After initiating a mass deletion of pictures from the iPod, I noticed out of the corner of my eye that the iPod pictures were also being deleted.  My approach of using the Ron Popeil (think Pocket Fisherman, Showtime Rotisserie), “Set it and Forget it” approach to backing up my data, wasn’t working the way that I thought it would.  Instead of being a data backup, all of my devices were synchronizing the data instead – delete from one device = delete from all devices.

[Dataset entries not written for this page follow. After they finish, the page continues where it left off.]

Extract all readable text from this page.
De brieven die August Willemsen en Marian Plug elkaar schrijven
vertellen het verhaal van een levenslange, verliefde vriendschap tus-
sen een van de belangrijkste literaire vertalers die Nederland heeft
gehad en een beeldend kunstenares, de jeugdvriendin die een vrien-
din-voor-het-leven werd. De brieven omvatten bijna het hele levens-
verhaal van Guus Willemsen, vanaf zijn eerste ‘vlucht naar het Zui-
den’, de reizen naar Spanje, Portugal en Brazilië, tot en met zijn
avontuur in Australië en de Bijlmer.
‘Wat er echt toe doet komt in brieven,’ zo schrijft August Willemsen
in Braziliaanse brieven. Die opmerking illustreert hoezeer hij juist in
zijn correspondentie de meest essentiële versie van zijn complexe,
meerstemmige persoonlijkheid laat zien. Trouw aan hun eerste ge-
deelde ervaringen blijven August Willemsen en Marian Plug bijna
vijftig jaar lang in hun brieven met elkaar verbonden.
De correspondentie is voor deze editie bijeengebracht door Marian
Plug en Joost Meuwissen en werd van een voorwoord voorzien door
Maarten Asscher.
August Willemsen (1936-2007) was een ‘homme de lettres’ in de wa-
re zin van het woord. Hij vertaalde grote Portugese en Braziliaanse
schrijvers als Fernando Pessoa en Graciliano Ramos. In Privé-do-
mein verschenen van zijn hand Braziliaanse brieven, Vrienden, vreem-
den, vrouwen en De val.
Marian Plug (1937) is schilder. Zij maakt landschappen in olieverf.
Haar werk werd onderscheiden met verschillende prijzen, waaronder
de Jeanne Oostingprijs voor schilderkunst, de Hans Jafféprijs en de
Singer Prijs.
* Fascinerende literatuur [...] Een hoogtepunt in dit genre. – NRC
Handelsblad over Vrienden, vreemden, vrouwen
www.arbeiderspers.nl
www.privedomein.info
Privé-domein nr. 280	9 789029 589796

Technology is a wonderful thing, but in the wrong hands, can be very dangerous!  Luckily, with iCloud, if you delete data, you have up to 30 days to recover it.  But not all cloud-based services offer this type of safety net.  That is why we must change our mindset and consider some sort of local backup that is not synchronized to anything else.  It NEVER hurts to have multiple backups of data.  Besides, if you cannot get to the cloud-based data, you have the option to pull it from the local storage – just make sure that any changes are then moved to your cloud, once you have an opportunity.